MMO targeting kids wants to do better than Disney's Toontown

Apr 17, 2008 08:49 GMT  ·  By

The MMO games industry is still growing bigger every day, attracting more fans on a daily basis - and it doesn't show signs of stopping soon, since more and more quality MMO games are launched regularly. Of course, there was a market segment developers didn't pay too much attention until now - kids. Cartoon Network is promising to solve this problem with its FusionFall MMO game that was supposed to be released this spring but it got delayed for the summer and now it got further delayed till fall.

Even though the first MMO try on the kids market was a total failure (with Disney's Toontown capturing only 0.9% of the MMOG market since its launch in 2003), Cartoon Network is sure it will be able to turn things around by offering a better game, ready to compete against Pirates of the Caribbean, Runescape or Club Penguin - titles targeting the same young demographic. And they're trying to do it by offering a "casual MMOG", as they call FusionFall.
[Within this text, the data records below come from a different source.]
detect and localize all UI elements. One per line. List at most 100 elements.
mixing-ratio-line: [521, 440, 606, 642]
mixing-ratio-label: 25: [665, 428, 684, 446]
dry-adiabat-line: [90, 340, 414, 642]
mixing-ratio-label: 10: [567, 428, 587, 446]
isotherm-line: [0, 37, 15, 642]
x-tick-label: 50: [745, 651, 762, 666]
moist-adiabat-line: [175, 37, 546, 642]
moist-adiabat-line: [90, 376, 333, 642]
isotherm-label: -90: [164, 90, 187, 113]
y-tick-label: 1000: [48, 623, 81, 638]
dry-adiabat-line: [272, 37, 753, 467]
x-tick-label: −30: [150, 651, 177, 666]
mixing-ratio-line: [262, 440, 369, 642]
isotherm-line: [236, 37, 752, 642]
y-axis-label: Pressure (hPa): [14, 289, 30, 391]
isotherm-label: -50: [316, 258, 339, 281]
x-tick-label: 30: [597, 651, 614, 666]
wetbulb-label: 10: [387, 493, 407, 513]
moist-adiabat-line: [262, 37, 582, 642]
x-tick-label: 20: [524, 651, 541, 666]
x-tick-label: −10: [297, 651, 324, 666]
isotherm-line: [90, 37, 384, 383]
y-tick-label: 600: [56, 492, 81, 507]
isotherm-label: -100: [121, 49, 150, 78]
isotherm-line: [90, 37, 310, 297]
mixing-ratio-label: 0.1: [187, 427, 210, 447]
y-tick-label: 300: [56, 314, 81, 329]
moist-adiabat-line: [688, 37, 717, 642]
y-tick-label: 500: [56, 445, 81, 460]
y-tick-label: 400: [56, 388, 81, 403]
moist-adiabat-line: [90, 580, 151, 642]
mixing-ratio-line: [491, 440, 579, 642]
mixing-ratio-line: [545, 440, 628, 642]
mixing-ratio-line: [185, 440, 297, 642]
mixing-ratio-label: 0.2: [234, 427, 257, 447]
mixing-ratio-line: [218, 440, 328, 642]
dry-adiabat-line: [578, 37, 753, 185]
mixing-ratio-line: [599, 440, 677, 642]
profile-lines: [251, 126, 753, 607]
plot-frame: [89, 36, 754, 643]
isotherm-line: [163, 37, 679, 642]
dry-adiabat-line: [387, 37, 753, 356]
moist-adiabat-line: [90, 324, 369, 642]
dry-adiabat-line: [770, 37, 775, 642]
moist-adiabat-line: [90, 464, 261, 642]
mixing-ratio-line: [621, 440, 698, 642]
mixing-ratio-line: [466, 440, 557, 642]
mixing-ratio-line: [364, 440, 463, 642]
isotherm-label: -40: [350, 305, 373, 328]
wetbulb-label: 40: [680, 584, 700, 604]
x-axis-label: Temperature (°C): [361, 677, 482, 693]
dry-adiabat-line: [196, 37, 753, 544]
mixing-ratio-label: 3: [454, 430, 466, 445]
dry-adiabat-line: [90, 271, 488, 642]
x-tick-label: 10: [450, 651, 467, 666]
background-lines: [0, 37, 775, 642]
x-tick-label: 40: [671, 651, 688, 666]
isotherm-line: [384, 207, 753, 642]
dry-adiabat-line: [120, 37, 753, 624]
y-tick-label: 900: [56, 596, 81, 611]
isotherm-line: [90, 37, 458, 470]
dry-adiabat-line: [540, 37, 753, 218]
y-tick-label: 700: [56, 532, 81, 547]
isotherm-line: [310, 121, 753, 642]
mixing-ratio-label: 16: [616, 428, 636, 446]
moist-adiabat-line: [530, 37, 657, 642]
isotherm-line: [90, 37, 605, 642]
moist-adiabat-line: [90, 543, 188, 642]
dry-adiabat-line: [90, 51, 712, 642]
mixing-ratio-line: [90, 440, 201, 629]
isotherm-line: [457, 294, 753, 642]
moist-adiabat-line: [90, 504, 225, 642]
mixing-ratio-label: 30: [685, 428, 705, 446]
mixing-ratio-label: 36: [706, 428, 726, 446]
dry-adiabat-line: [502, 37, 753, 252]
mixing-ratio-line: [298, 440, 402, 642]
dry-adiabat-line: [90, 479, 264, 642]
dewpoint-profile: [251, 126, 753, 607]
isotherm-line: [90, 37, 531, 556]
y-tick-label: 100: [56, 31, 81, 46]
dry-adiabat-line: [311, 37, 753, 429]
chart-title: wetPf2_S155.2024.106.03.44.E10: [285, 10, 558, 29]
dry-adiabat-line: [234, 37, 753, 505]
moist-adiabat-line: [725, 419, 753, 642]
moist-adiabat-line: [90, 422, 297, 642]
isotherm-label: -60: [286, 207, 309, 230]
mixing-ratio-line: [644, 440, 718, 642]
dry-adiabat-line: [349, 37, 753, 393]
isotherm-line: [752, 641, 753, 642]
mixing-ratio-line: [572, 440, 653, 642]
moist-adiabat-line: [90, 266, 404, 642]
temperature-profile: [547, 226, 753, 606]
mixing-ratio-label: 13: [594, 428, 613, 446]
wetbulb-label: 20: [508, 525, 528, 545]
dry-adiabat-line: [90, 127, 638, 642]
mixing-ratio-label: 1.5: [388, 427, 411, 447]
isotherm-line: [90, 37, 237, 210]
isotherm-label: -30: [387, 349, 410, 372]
Since the game is targeted to appeal kids aged 8-14 (unlike the general Cartoon Network audience of 6-11 year-olds), Cartoon Network has designed a strategy to expand its current demographic: 52 popular characters from 11 of the cartoon series will be implemented in the game, but they'll be a bit older and depicted in an anime style.

"For instance, Dexter - from the show 'Dexter's Laboratory' - is known as a young, very short, elementary school kid. But, in 'FusionFall,' he's older and going to high school. Likewise, the Powerpuff Girls are no longer in kindergarden but are in junior high. It's sort of like reading the Harry Potter books and having the characters grow as the reader is growing. I think that is one of the appeals of the book series," Paul Condolora, senior VP and general manager of Cartoon Network New Media has said for Reuters.

Another thing that makes FusionFall different is the fact that, unlike traditional MMOGs, it will feature a more platform-like style of play where action, meaning the running, jumping, and shooting, will be the most important thing.

"We're not building a game for hardcore gamers who will spend 60-plus hours a week here. If you think of those as hour-long dramas on TV, we want to be the half-hour sitcom. All of our missions are built in a way that they can be completed in 30 minutes at most," Condolora said.

Still, with the game delayed again for further polishing (which will hopefully be done until this fall), it seems that Cartoon Network is close to losing ground to the other online titles targeting the same audience, since we all know that old habits die hard.